Description
Crispy chicken bites in a sweet and tangy homemade pineapple sauce, served over rice. A family favorite!
Ingredients
Scale
- 2 lbs boneless, skinless chicken breasts, cut into 1-inch cubes
- 1/2 cup all-purpose flour
- 1 teaspoon salt
- 1/2 teaspoon black pepper
- 1/4 teaspoon garlic powder
- 1/4 teaspoon onion powder
- 2 large eggs, beaten
- 1 cup panko breadcrumbs
- 1/2 cup vegetable oil, for frying
- 1 tablespoon vegetable oil
- 1 green bell pepper, cut into 1-inch pieces
- 1 red bell pepper, cut into 1-inch pieces
- 1 medium onion, cut into 1-inch pieces
- 1 (20 ounce) can pineapple chunks, undrained
- 1/2 cup pineapple juice (reserved from the can)

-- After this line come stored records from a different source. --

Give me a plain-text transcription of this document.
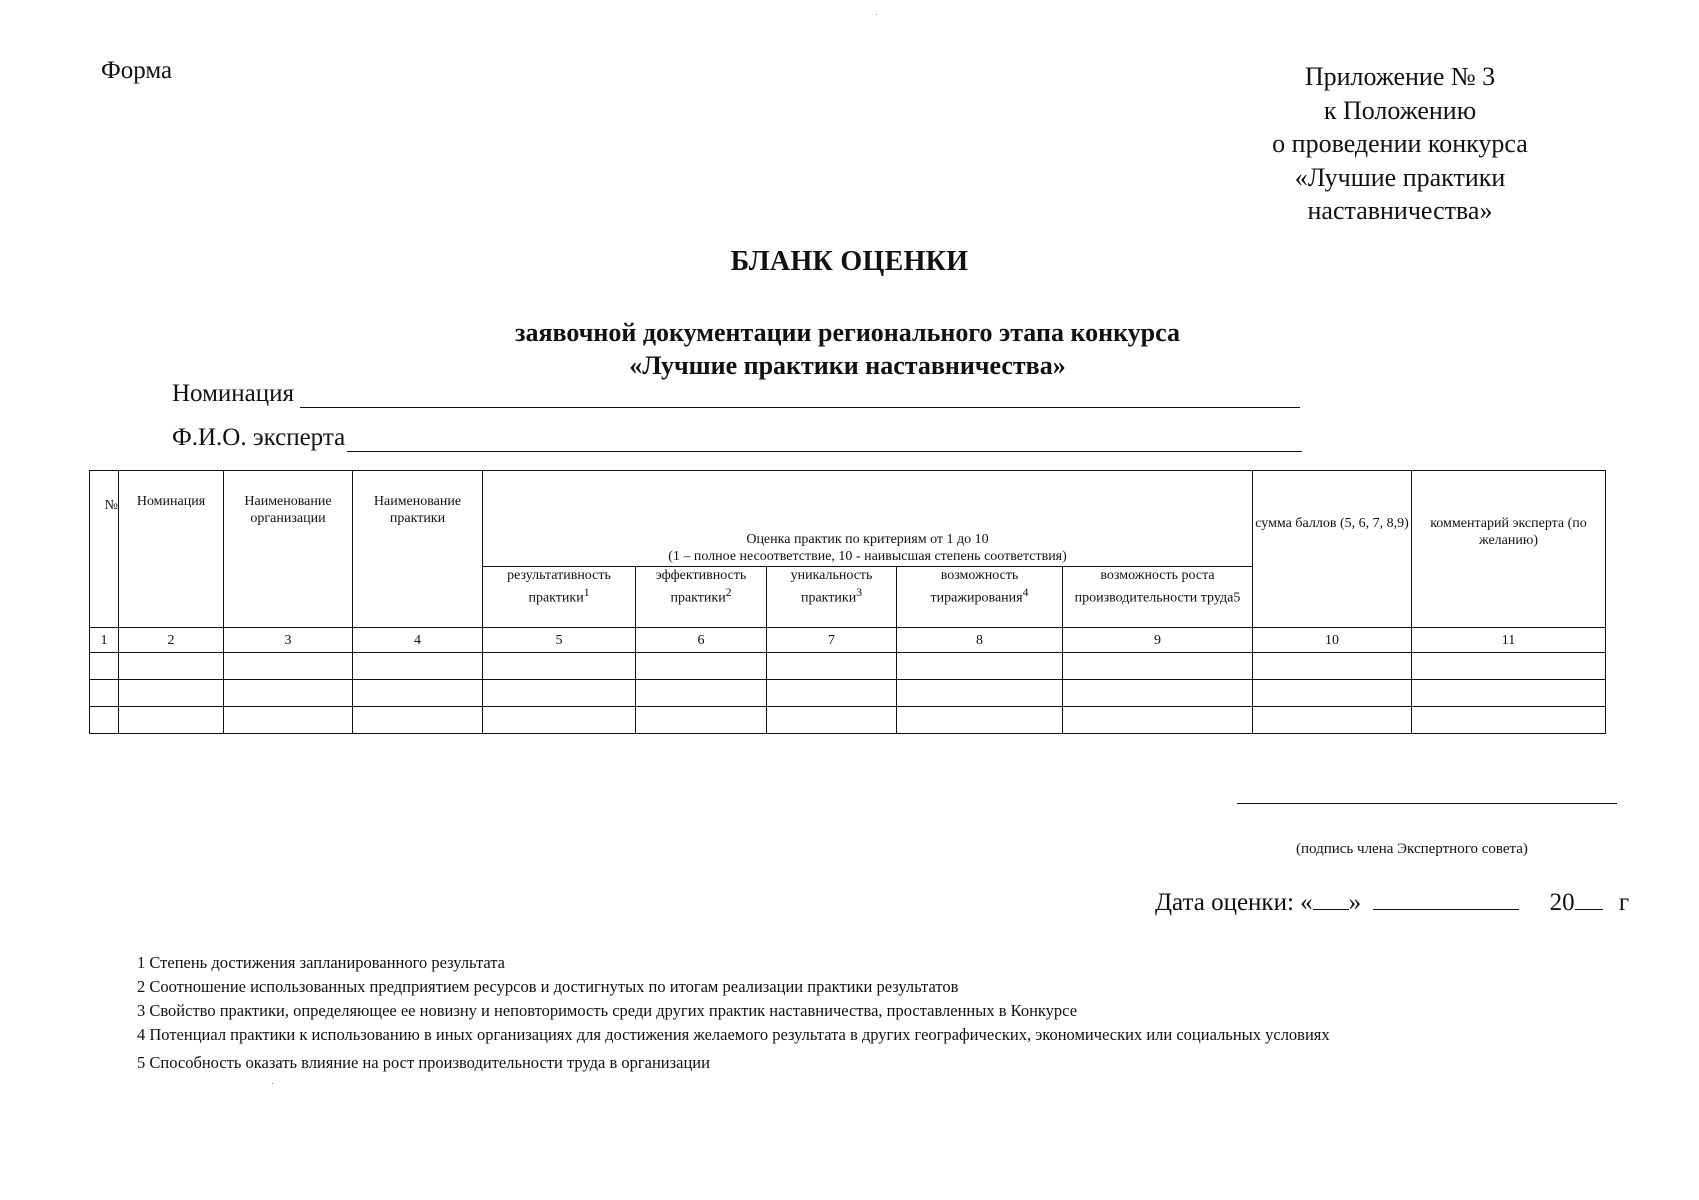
Форма	Приложение № 3
к Положению
о проведении конкурса
«Лучшие практики
наставничества»
БЛАНК ОЦЕНКИ
заявочной документации регионального этапа конкурса
«Лучшие практики наставничества»
Номинация
Ф.И.О. эксперта
№	Номинация	Наименование организации	Наименование практики	Оценка практик по критериям от 1 до 10
(1 – полное несоответствие, 10 - наивысшая степень соответствия)					сумма баллов (5, 6, 7, 8,9)	комментарий эксперта (по желанию)
				результативность практики$^1$	эффективность практики$^2$	уникальность практики$^3$	возможность тиражирования$^4$	возможность роста производительности труда5		
1	2	3	4	5	6	7	8	9	10	11

(подпись члена Экспертного совета)
Дата оценки: « »	20 г
1 Степень достижения запланированного результата
2 Соотношение использованных предприятием ресурсов и достигнутых по итогам реализации практики результатов
3 Свойство практики, определяющее ее новизну и неповторимость среди других практик наставничества, проставленных в Конкурсе
4 Потенциал практики к использованию в иных организациях для достижения желаемого результата в других географических, экономических или социальных условиях
5 Способность оказать влияние на рост производительности труда в организации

- 1/2 cup brown sugar, packed
- 1/4 cup soy sauce
- 1/4 cup ketchup
- 2 tablespoons white vinegar
- 1 tablespoon cornstarch
- 1 tablespoon water
- 1/2 teaspoon ground ginger
- 1/4 teaspoon red pepper flakes (optional, for heat)
- Cooked white rice, for serving
- Chopped green onions, for garnish (optional)
- Sesame seeds, for garnish (optional)
Instructions
- Prepare the Chicken Coating: In a shallow dish, combine the flour, salt, pepper, garlic powder, and onion powder. Mix well.
- Set up the Egg Wash: In another shallow dish, place the beaten eggs.
- Prepare the Panko Breadcrumbs: In a third shallow dish, place the panko breadcrumbs.
- Coat the Chicken: Dredge each chicken cube in the seasoned flour, shake off excess. Dip in the beaten eggs, then dredge in the panko breadcrumbs, pressing gently. Repeat for all chicken.
- Heat the Oil: In a large skillet or deep fryer, heat the vegetable oil over medium-high heat (around 350°F/175°C).
- Fry the Chicken: Carefully add the breaded chicken cubes to the hot oil in a single layer. Fry for 3-4 minutes per side, or until golden brown and cooked through (internal temperature of 165°F/74°C).
- Remove and Drain: Use a slotted spoon to remove the fried chicken and place it on a wire rack lined with paper towels to drain excess oil.
- Sauté the Vegetables: In a large skillet or wok, heat the remaining 1 tablespoon of vegetable oil over medium heat. Add the green bell pepper, red bell pepper, and onion. Sauté for 5-7 minutes, or until the vegetables are tender-crisp.
- Add the Pineapple and Juice: Add the pineapple chunks (undrained) and pineapple juice to the skillet. Stir to combine.
- Combine Sauce Ingredients: In a medium bowl, whisk together the brown sugar, soy sauce, ketchup, white vinegar, ground ginger, and red pepper flakes (if using). Pour this mixture into the skillet with the vegetables and pineapple.
- Thicken the Sauce: In a small bowl, whisk together the cornstarch and water to create a slurry. Pour the cornstarch slurry into the skillet and stir constantly until the sauce thickens (1-2 minutes).
- Add the Chicken to the Sauce: Add the fried chicken to the skillet with the pineapple sauce. Gently toss to coat the chicken evenly with the sauce.
- Simmer: Let the chicken simmer in the sauce for about 2-3 minutes, allowing the flavors to meld together.
- Serve: Serve the Hawaiian Pineapple Chicken hot over cooked white rice. Garnish with chopped green onions and sesame seeds, if desired.
Notes
- Don’t overcrowd the pan when frying the chicken. Fry in batches if necessary.
- Adjust the amount of brown sugar and white vinegar in the sauce to suit your taste.
- Add other vegetables to the sauce, such as carrots, broccoli, or snow peas.
- Add more red pepper flakes or cayenne pepper for a spicier sauce.
- Use fresh pineapple instead of canned pineapple.
- Prepare the chicken and sauce separately ahead of time. Store them in the refrigerator until ready to serve.
- Leftover Hawaiian Pineapple Chicken can be stored in an airtight container in the refrigerator for up to 3-4 days. Reheat in the microwave or on the stovetop until heated through.